E chissà cosa avranno pensato i periti chimici ed epidemiologi che hanno lavorato per la nostra procura, nell’ascoltare le frasi di politici e sindacati pervicacemente inchiodati alle loro convinzioni su questa indefinita eco-compatibilità. Proprio loro che in pochi mesi hanno dimostrato, attraverso due perizie tanto semplici quanto devastanti, che l’Ilva inquina e, inevitabilmente, ammala e uccide. In primis gli operai, che vengono prima “spinti” a manifestare per difendere un lavoro che abbandonerebbero all’istante se solo fosse prospettata loro una reale alternativa lavorativa ed economica, per poi venire strumentalmente utilizzati nella nuova campagna informativa dell’Ilva, tutta tesa a convertire i mal pensanti che si lasciano ingannare dalle apparenze (che nel magico mondo del siderurgico hanno le sembianze di dati e studi scientifici a loro dire inattuali e fasulli).
Forse non sapremo mai cosa hanno pensato tutte queste persone. Ma sicuramente avranno formulato pensieri che, nel prossimo futuro, attraverso le azioni della Procura di Taranto, potrebbero andare in tutt’altra direzione rispetto a quella intrapresa dalle nostre istituzioni e dai tanti tavoli che di qui all’eternità saranno convocati sulla “questione Taranto”. Infine, chiudiamo con una piccola provocazione.

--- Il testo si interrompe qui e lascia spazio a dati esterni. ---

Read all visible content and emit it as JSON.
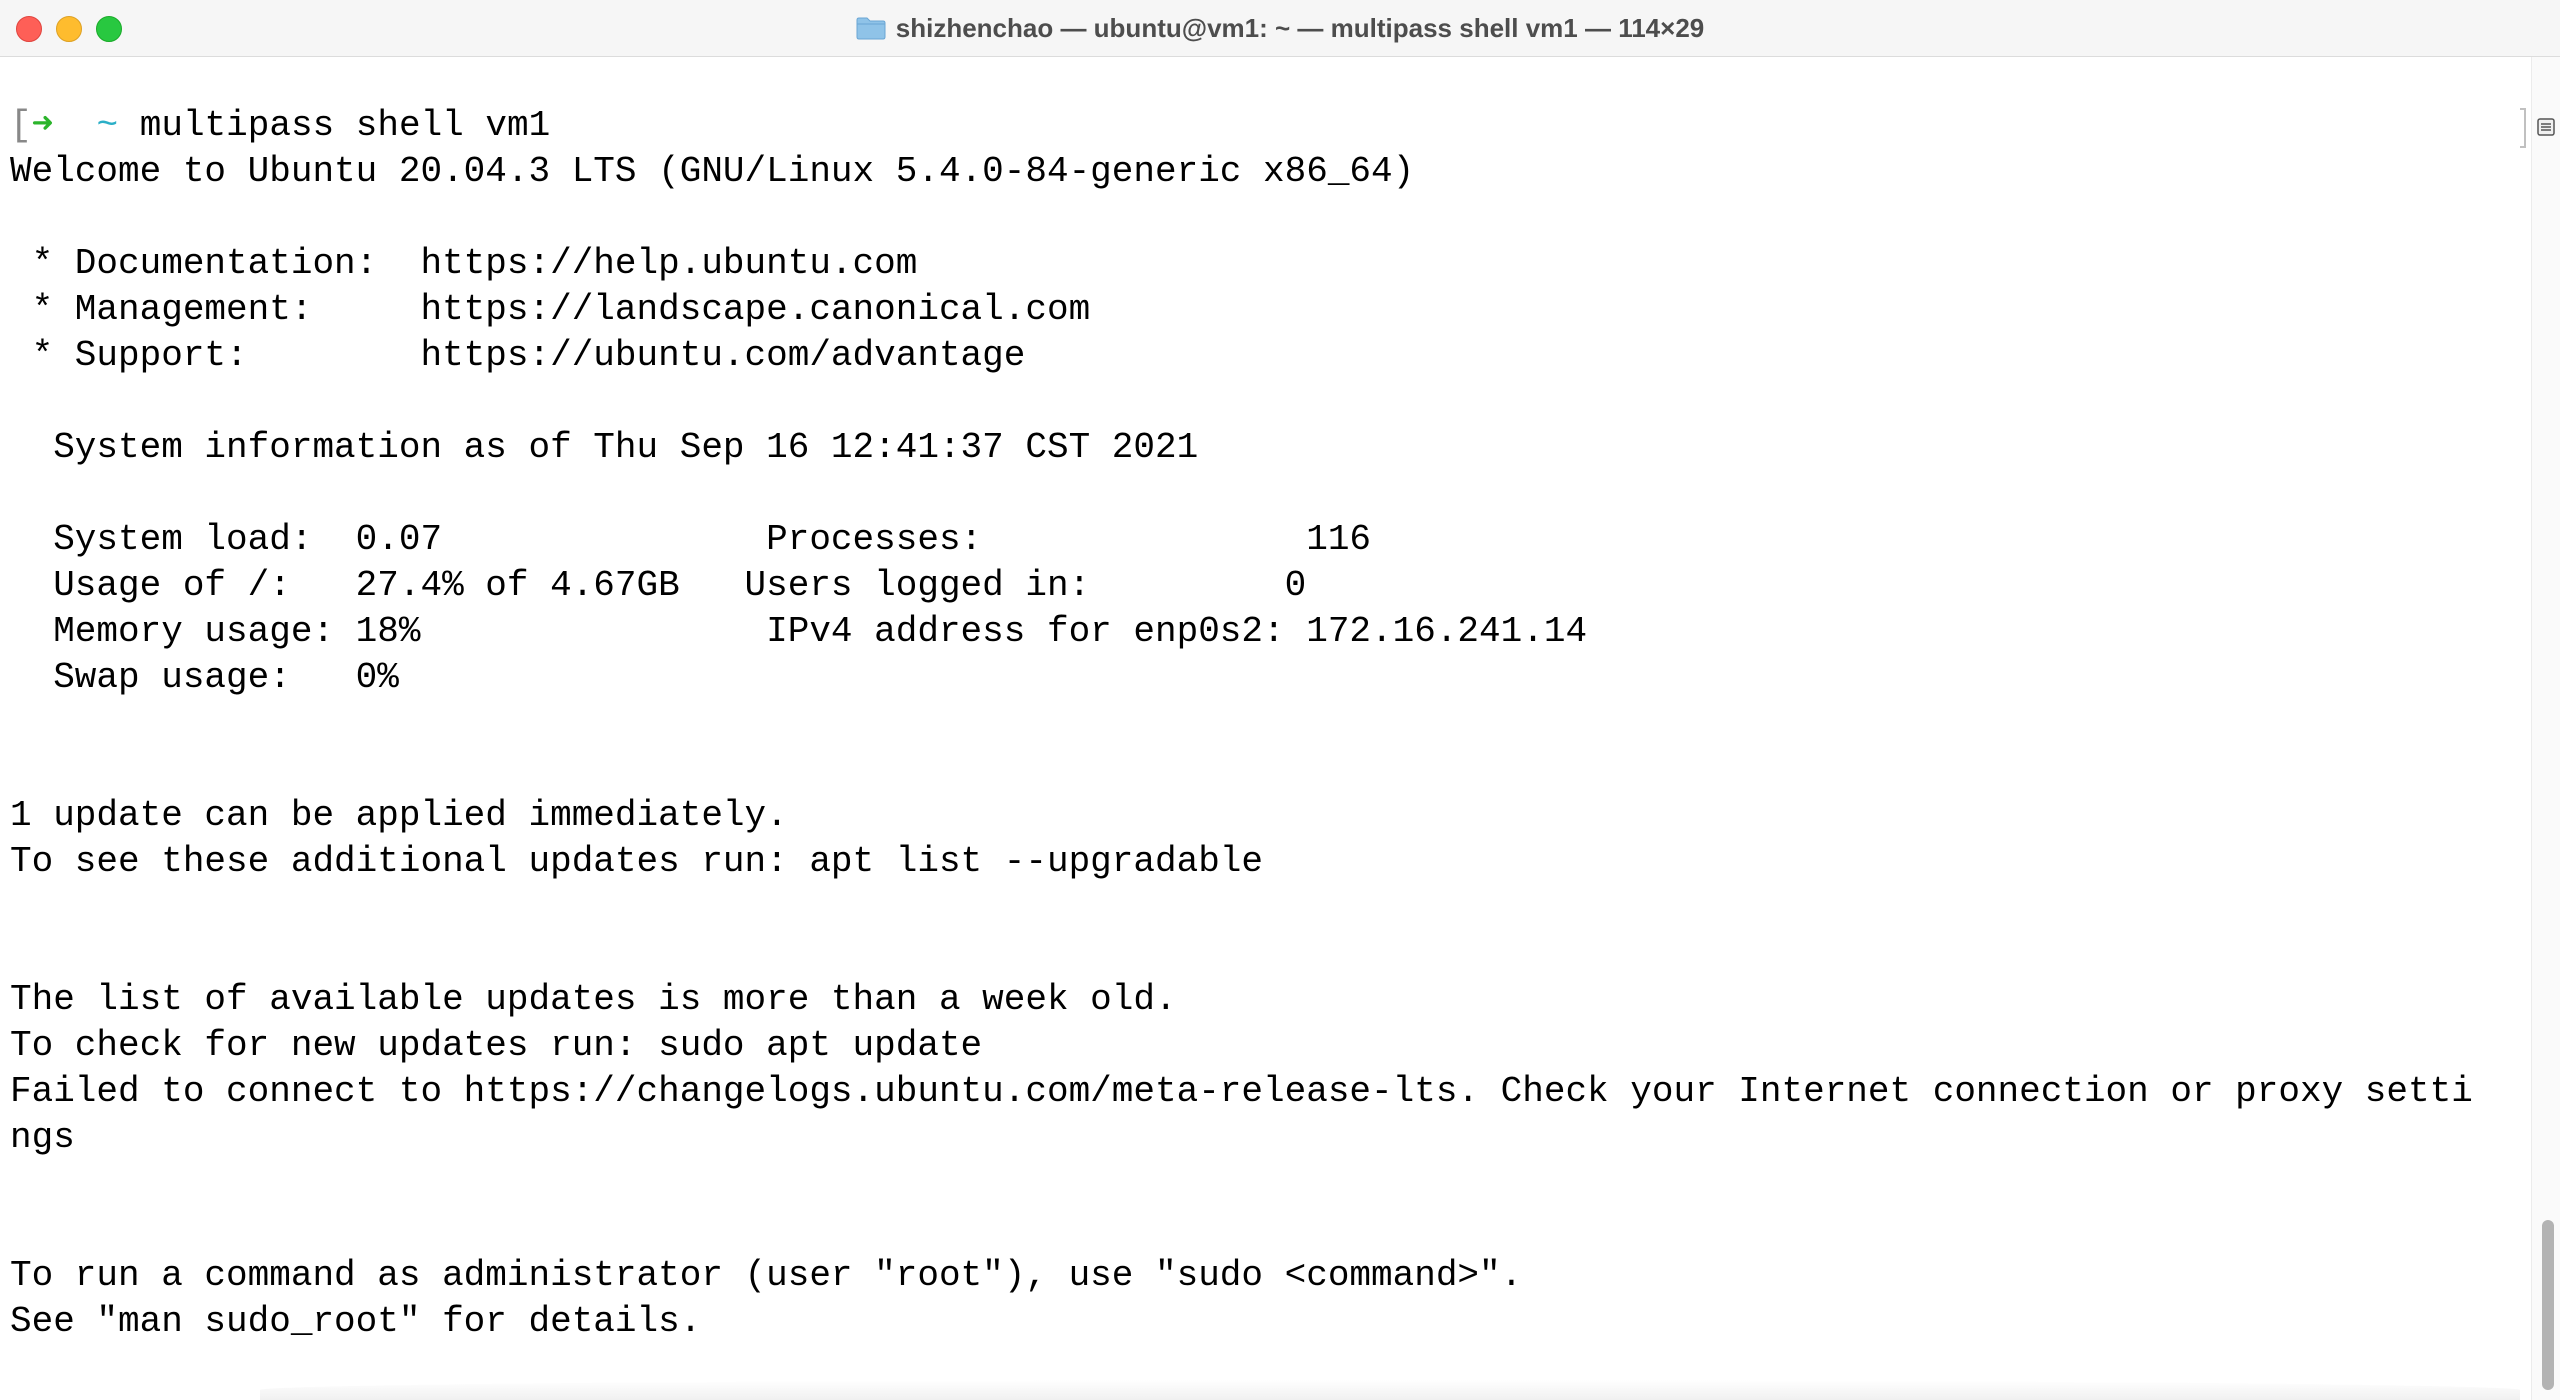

Visto e considerato che l’intera industria meccanica italiana non può fare a meno dell’acciaio prodotto dall’Ilva di Taranto (che grazie ai suoi operai, questo è bene dirlo, è di ottima qualità), Riva potrebbe intervenire a favore di una città siderurgica, Piombino, attualmente in grave crisi economica e con 2000 operai a rischio cassa integrazione, anticamera di un sicuro licenziamento. Bene: Riva potrebbe spostare un po’ di produzione in Toscana (cosa che egli stesso fece nel 2005 quando chiuse l’altoforno dello stabilimento genovese di Cornigliano), salvando posti di lavoro lì e diminuendo l’impatto ambientale qui, utilizzando i nostri lavoratori per formare quelli toscani da un lato e per le prime opere di bonifica dall’altro. Sarà pure fanta-economia, ma almeno è una iniziale proposta.